Another day, another email saying my high yield savings account interest rate is dropping. When we started intern year, I remember comparing different interest rates with my friends. Wealthfront 2.35%, Ally 2.3%, Citibank 2.2%, Marcus by Goldman Sachs 1.8% etc.⠀

Currently, if you google these same savings accounts you will see very different numbers. Wealthfront 0.35%, Ally 1.3%, Citibank 1.5%, Marcus by Goldman Sachs 1.3%.⠀

These are all changes that have happened over the course of a year!⠀

Why are the interest rates changing so much for these accounts?⠀

The Federal Reserve, aka “the Fed” is the central bank of the United States. Important duties it performs include supervising and regulating banks and maintaining financial stability for the country.⠀

Why is it important?⠀

The chairman of the Federal Reserve holds a meeting eight times a year and discusses economic indicators concerning inflation, recession, and issues affecting economic growth (such as COVID). Often you will see a response from the stock market on these days because the chairman states whether there will be any changes to the “Fed rate” aka the rate at which banks can lend money.⠀

Example: Given economic indicators hinting at a recession in addition to COVID, the “Fed” lowered interest rates to 0 to 0.25% to encourage small businesses to take out loans in an effort to help stimulate the economy.⠀

So, what does it all mean and why is my interest rate going down?⠀

Your high interest savings account rate is based off the Fed rate. This means when the Fed rate goes down (because there are signs of a recession), so will your high interest savings interest rate. This is why Wealthfront’s high yield savings rate is around 0.3%. Other high yield savings accounts have been slowly lowering their rates and may eventually become closer to the current Fed rate.⠀

So, should you change high yield savings accounts based on interest rate?

The short answer would be no, stay the course.  Although some accounts are still around 1.3% APY, if the Fed continues to have an interest rate around 0.1%, it is not sustainable for them to keep their high yield savings rates high since they would be losing money.

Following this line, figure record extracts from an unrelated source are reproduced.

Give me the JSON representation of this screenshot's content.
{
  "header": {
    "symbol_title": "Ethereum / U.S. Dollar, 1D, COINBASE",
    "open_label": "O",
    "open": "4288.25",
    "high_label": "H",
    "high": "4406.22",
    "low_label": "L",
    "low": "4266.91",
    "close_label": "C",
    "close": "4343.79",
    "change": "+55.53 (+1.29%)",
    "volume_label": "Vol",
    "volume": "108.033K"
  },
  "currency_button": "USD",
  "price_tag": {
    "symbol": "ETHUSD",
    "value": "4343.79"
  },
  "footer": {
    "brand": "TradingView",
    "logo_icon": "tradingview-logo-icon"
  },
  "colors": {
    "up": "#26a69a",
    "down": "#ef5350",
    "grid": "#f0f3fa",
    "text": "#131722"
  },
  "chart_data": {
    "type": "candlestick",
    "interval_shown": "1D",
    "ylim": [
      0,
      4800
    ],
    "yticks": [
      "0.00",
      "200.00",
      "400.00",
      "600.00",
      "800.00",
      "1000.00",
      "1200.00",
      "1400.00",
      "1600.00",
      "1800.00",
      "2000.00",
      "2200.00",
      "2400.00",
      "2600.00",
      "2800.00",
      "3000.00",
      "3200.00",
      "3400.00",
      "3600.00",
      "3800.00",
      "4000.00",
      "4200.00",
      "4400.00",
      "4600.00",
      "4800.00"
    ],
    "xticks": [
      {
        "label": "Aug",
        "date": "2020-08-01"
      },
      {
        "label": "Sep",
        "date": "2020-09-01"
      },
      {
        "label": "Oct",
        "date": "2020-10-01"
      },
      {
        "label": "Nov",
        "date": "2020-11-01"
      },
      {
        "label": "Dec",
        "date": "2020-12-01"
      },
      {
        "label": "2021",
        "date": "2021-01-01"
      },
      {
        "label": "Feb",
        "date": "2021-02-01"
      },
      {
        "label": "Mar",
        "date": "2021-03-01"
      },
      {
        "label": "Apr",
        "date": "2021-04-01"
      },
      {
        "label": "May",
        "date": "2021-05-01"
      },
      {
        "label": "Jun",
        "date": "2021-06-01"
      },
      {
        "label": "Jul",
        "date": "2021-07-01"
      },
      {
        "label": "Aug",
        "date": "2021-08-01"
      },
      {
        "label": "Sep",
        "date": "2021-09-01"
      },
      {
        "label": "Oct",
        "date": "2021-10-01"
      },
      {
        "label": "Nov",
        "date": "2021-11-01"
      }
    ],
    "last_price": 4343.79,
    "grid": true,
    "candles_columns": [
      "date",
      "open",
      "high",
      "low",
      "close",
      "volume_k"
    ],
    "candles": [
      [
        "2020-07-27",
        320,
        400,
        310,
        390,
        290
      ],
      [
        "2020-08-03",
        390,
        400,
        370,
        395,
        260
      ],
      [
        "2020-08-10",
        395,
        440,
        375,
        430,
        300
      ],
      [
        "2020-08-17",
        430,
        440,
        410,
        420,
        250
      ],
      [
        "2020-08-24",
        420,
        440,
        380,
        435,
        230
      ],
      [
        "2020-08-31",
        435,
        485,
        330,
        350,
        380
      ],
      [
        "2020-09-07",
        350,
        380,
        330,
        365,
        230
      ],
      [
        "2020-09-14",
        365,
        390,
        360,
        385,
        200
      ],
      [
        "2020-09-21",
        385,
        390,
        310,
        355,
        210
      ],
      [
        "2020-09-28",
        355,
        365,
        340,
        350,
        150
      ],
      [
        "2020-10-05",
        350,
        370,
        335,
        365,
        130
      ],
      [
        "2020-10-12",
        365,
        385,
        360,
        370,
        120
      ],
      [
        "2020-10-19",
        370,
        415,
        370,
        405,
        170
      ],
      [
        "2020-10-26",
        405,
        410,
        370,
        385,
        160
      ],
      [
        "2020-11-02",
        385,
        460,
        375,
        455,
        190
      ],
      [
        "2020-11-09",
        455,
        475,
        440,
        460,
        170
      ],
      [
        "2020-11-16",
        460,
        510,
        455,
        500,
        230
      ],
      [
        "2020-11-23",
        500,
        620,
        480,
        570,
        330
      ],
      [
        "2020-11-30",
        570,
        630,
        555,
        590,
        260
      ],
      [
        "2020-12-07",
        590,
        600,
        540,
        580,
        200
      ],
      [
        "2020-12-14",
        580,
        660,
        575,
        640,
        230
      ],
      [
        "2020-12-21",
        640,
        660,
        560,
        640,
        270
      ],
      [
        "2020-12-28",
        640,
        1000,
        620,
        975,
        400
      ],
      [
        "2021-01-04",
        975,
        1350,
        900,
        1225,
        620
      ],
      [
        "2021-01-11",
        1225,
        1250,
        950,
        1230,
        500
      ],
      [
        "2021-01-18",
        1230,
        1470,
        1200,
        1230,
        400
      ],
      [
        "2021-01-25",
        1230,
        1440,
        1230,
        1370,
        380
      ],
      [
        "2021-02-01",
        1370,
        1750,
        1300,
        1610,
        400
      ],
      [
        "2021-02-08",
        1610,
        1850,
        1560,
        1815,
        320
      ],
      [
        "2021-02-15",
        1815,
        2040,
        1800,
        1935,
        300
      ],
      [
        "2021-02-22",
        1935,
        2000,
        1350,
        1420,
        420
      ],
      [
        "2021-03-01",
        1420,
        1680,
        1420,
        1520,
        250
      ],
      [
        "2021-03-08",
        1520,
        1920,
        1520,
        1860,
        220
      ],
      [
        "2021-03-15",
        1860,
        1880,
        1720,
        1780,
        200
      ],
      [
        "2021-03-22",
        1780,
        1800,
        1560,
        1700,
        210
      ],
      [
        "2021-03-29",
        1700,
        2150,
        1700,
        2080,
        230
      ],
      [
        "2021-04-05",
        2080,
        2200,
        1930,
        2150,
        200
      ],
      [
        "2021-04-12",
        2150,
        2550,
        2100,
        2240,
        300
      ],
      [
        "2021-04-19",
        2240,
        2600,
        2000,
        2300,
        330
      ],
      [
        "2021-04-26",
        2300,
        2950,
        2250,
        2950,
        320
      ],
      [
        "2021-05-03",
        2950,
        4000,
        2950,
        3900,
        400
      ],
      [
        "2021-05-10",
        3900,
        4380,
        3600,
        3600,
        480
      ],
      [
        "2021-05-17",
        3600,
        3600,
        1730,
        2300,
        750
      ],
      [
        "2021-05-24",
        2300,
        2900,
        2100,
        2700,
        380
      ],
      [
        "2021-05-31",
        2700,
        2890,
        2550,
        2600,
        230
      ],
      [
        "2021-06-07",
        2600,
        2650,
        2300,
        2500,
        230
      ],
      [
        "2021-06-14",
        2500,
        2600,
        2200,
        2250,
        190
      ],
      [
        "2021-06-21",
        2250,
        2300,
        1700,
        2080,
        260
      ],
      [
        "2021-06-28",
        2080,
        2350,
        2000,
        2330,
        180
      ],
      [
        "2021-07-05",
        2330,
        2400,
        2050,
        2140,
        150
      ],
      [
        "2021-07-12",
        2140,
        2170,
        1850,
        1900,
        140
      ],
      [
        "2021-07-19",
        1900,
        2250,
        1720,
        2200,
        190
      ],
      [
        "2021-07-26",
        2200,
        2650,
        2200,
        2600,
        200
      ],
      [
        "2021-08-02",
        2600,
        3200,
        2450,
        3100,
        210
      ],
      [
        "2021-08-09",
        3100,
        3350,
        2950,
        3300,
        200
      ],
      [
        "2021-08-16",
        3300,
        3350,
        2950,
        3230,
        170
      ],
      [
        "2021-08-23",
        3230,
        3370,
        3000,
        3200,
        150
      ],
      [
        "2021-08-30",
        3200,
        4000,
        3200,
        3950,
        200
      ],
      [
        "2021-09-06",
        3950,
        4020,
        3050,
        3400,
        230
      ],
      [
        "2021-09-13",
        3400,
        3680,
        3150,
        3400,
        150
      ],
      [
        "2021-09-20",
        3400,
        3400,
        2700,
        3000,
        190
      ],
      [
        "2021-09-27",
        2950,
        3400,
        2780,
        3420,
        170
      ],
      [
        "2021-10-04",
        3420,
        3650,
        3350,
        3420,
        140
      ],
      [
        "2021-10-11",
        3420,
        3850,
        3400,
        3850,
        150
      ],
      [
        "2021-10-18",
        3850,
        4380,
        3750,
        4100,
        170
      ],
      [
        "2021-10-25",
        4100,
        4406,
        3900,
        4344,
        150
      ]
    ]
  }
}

Very likely, if the rates stay low, high yield savings accounts will continue to drop interest rates and become closer to the rates seen in a regular savings account.

Pros of changing: Slightly higher interest rate

Cons of changing: the rates at the new bank may drop, the paperwork and time involved in closing one account, filling out the forms to open another, validating your bank account, and doing the external transfer

From my perspective, really any interest rate above the standard savings account 0.09% APY is great to me. Granted, my high yield savings rate is around 1.3% and Wealthfront right now is around 0.3%. If I was with Wealthfront, I still would stay the course and if in another six months it remained the only outlier then I would consider changing.  

Ultimately the money I am putting in my high yield savings is my emergency and future vacation fund. This isn’t money I’m looking to see rapidly grow. If I wanted to invest the money it would be in my Roth IRA or 403b and hope for a good return.

What are your thoughts on switching high yield savings accounts based on interest rates?